Don’t worry about the home’s value if you knock out a wall. If, when you go to sell, your realtor says it makes the house worth less, then just put it back up. Framing in a wall isn’t hard. I think you are overthinking this. As for small houses, I know a family with 4 kids living in a 2 bedroom 1200 sq foot home. It’s what they can afford, and they’re making the best of it.

Lastly, sure Kansas looks good from a housing price standpoint, but their state government has run the state in to the ground. They may not even have public schools next year. We’ve moved a lot, and in general cheaper places to live are cheaper for a reason. If your jobs can transfer, and if you are flexible about weather, attractions and so on, maybe moving to the midwest or south would be good for you. But do a lot of reasearch before you go. I have friends who recently left what I would consider a better place to live to buy a farm in upstate Maine. I thought it was a horrible idea, but you know, they love it. You just have to find the right place for you. It sounds like California might not be what you are looking for. But don’t just choose based on housing prices, there are other things that matter as well.

Post # 64
Member
1580 posts
Bumble bee

MelissainNC:  I agree.  Based on the picture, it looks just like my brother’s mobile home, in a mobile home park, on the Central Coast.  Some in the park look like RVs and some were on foundations like my brothers, but it still felt different when you were walking around.  Not solid. 

Post # 65
Member
3114 posts
Sugar bee
  • Wedding: March 2016 - Surfer\'s Beach, Grand Cayman

Our home was built around 1890, even though it has been remodeled, the rooms are pretty tiny but we like it just the same. I’m not a fan of huge homes in general though. We live in a “rough” area as well, which we had to do to be able to afford anything. Like another PP said get a home security system and you’re generally fine, we’ve never had an issue. 

Post # 66
Member
301 posts
Helper bee

I’m from the UK so I think our houses are typically smaller than the US. We LOVED our tiny apartment but wanted to have children in the future so thought a house would be better.

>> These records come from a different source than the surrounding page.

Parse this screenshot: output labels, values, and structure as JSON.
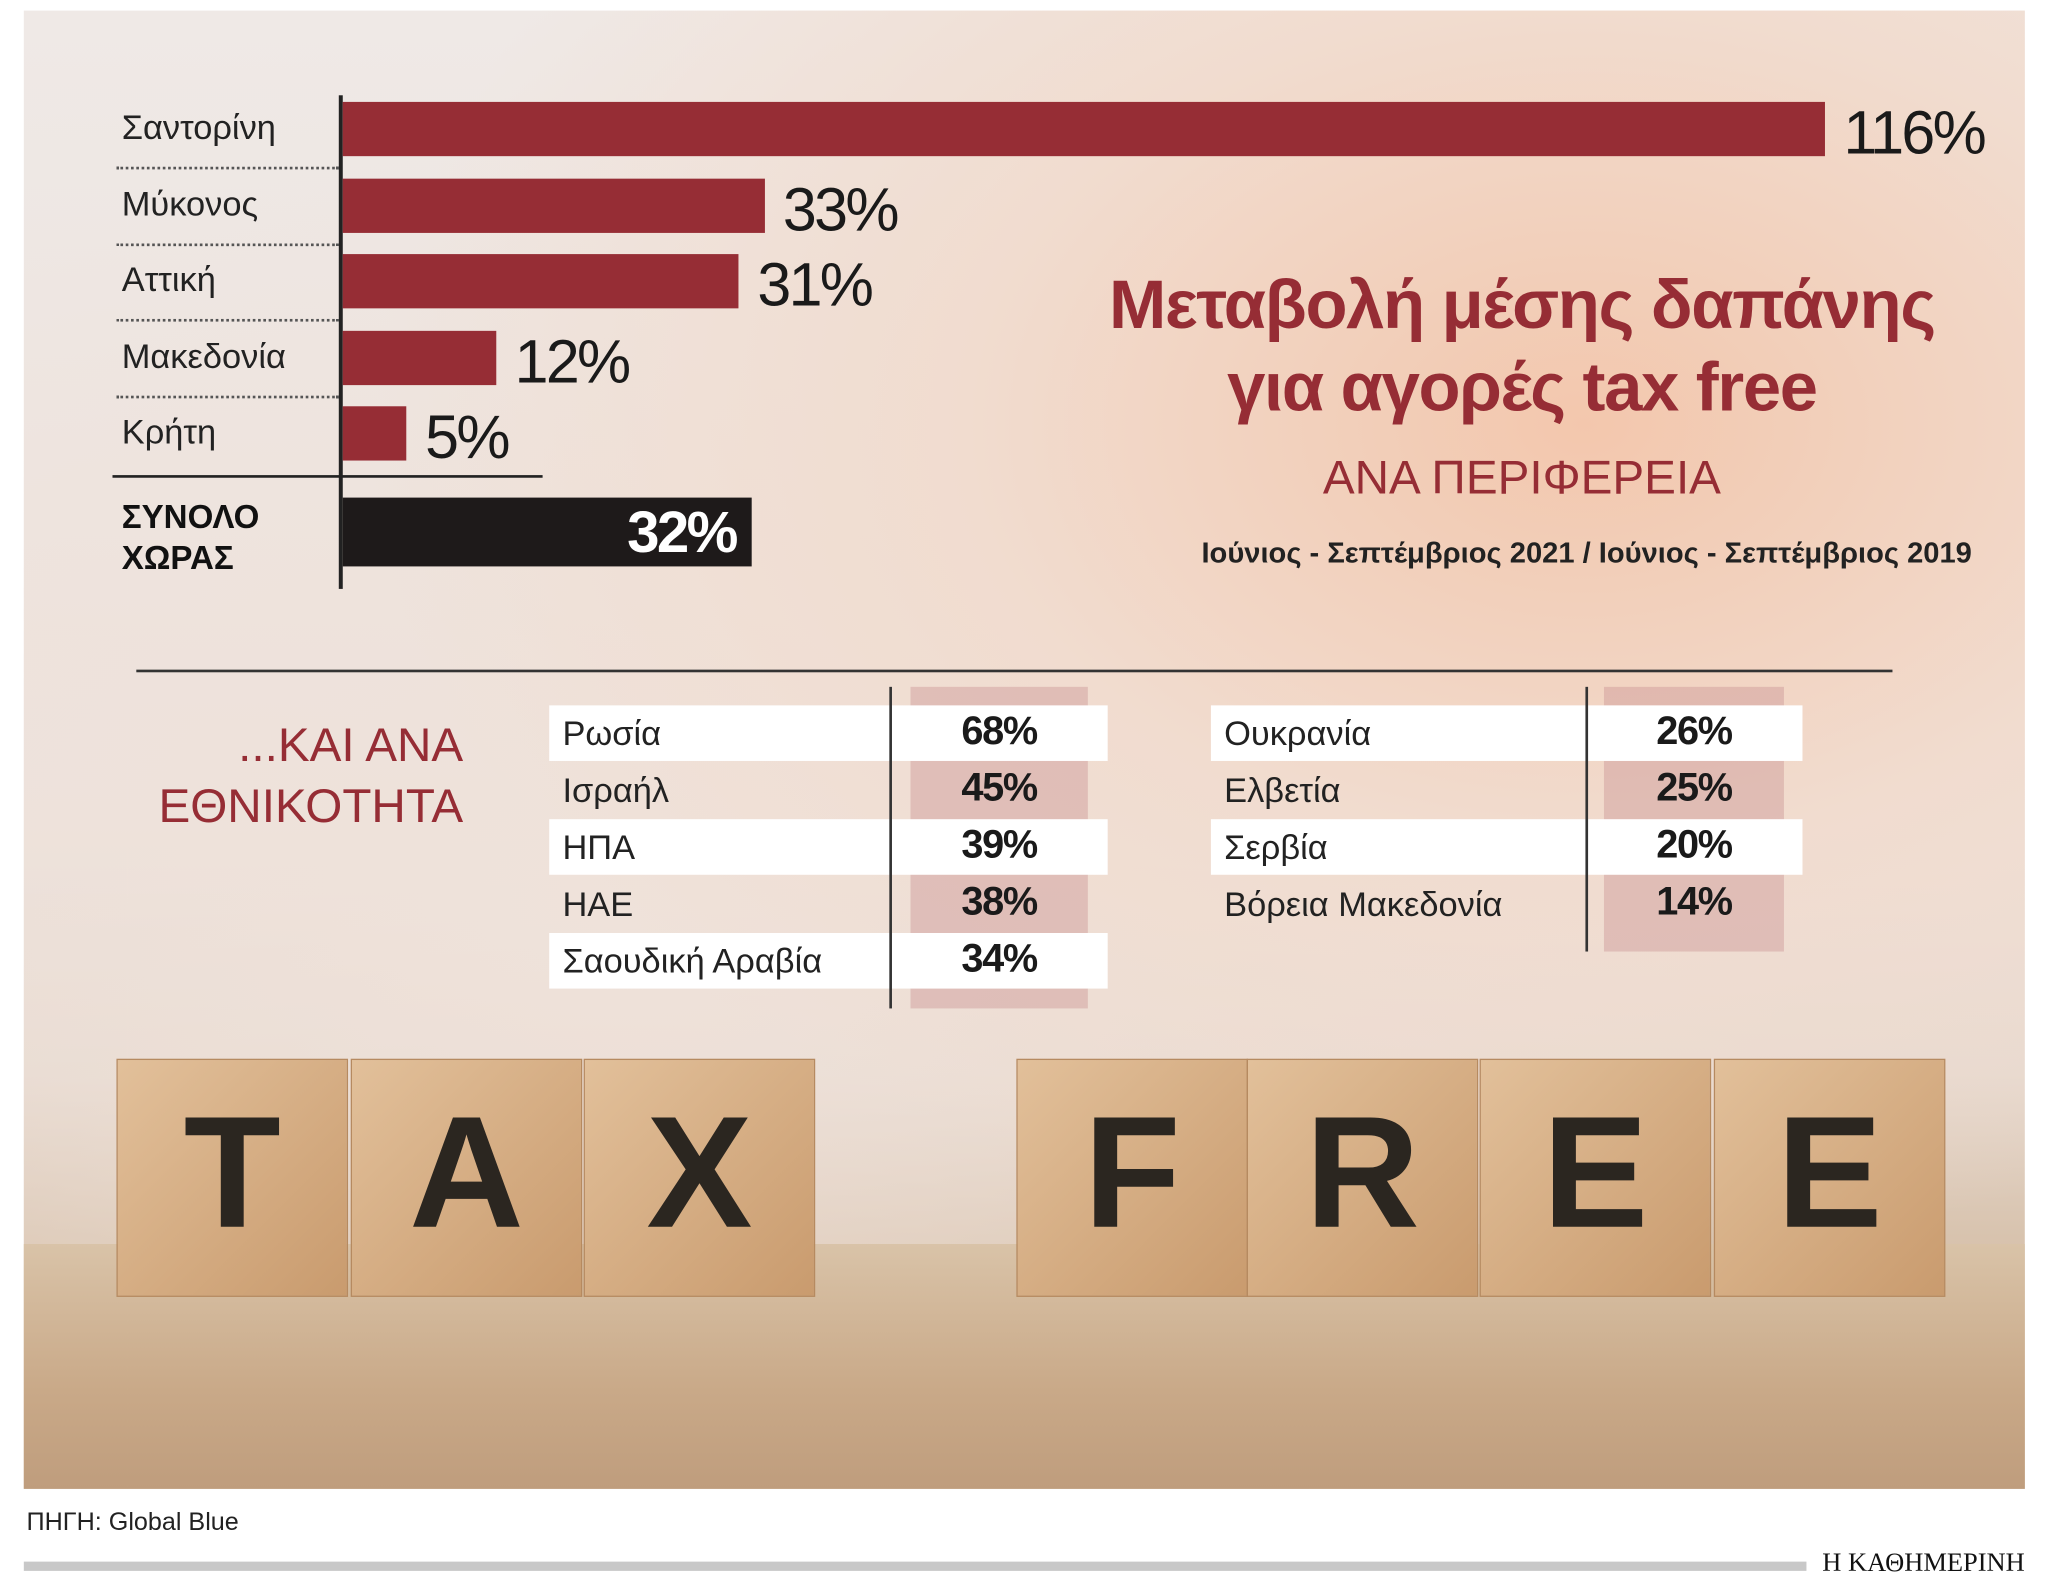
{
  "chart_data": {
    "type": "bar",
    "title": "Μεταβολή μέσης δαπάνης για αγορές tax free",
    "subtitle": "ΑΝΑ ΠΕΡΙΦΕΡΕΙΑ",
    "note": "Ιούνιος - Σεπτέμβριος 2021 / Ιούνιος - Σεπτέμβριος 2019",
    "categories": [
      "Σαντορίνη",
      "Μύκονος",
      "Αττική",
      "Μακεδονία",
      "Κρήτη",
      "ΣΥΝΟΛΟ ΧΩΡΑΣ"
    ],
    "values": [
      116,
      33,
      31,
      12,
      5,
      32
    ],
    "value_labels": [
      "116%",
      "33%",
      "31%",
      "12%",
      "5%",
      "32%"
    ],
    "colors": [
      "#962d35",
      "#962d35",
      "#962d35",
      "#962d35",
      "#962d35",
      "#1e1a1a"
    ]
  },
  "nationality": {
    "title": "...ΚΑΙ ΑΝΑ ΕΘΝΙΚΟΤΗΤΑ",
    "tables": [
      [
        [
          "Ρωσία",
          "68%"
        ],
        [
          "Ισραήλ",
          "45%"
        ],
        [
          "ΗΠΑ",
          "39%"
        ],
        [
          "ΗΑΕ",
          "38%"
        ],
        [
          "Σαουδική Αραβία",
          "34%"
        ]
      ],
      [
        [
          "Ουκρανία",
          "26%"
        ],
        [
          "Ελβετία",
          "25%"
        ],
        [
          "Σερβία",
          "20%"
        ],
        [
          "Βόρεια Μακεδονία",
          "14%"
        ]
      ]
    ]
  },
  "photo_letters": [
    "T",
    "A",
    "X",
    "F",
    "R",
    "E",
    "E"
  ],
  "source": "ΠΗΓΗ: Global Blue",
  "brand": "Η ΚΑΘΗΜΕΡΙΝΗ"
}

As far as I was concerned, if I was leaving my gorgeous apartment I wanted the space to make up for it. We wanted to buy in a good area (close to shops, top grades schools & easy train links to London for work) which meant our budget didn’t stretch far. I also wasn’t prepared to give up my dreams of having huge bay windows and a real fireplace. So that meant to get everything I wanted (area, size, features) we had to buy something that needed renovation.

The square footage of our house is HUGE and it has lots of potential. One day it will be my dream house, but for now I’m having to compromise by living in its current state. For me, size, area and features were more important and I’d rather wait than compromise on these things since I plan to be in the house 10+ years.

 

  • This reply was modified 3 years, 5 months ago by  happytobemrsg.
Post # 71
Member
881 posts
Busy bee
  • Wedding: October 2006

bellanotte11:  

Oh, that makes a lot of sense. You don’t want to add daily pain to your life by climbing stairs. 

Condos here are apartments so my mistake for assuming they are the same where you live. 

Glad you came to a resolution. 

Post # 72
Member
346 posts
Helper bee

I can offer my perspective about living w/ small rooms. My Fiance close on a stacked condo soon (two level townhouse style condo) and we love everything about it except for the small master bedroom and smaller master bathroom. These weren’t huge issues for us as we spend most of our time in the living area and we aren’t ever lounging in the bedroom; our entire first floor is living space. We’ve lived in apts with huge living areas and tiny bedrooms or tiny bedrooms and huge living rooms (our current apartment’s bedroom is larger than our living area) it’s a pain! While we love the space in the bedroom we dont use it. Our guests generally arent in the bedroom, we never eat in the bedroom etc. We were willing to sacrifice the smaller bedrooms in exchange for a larger living area. Hope this helps.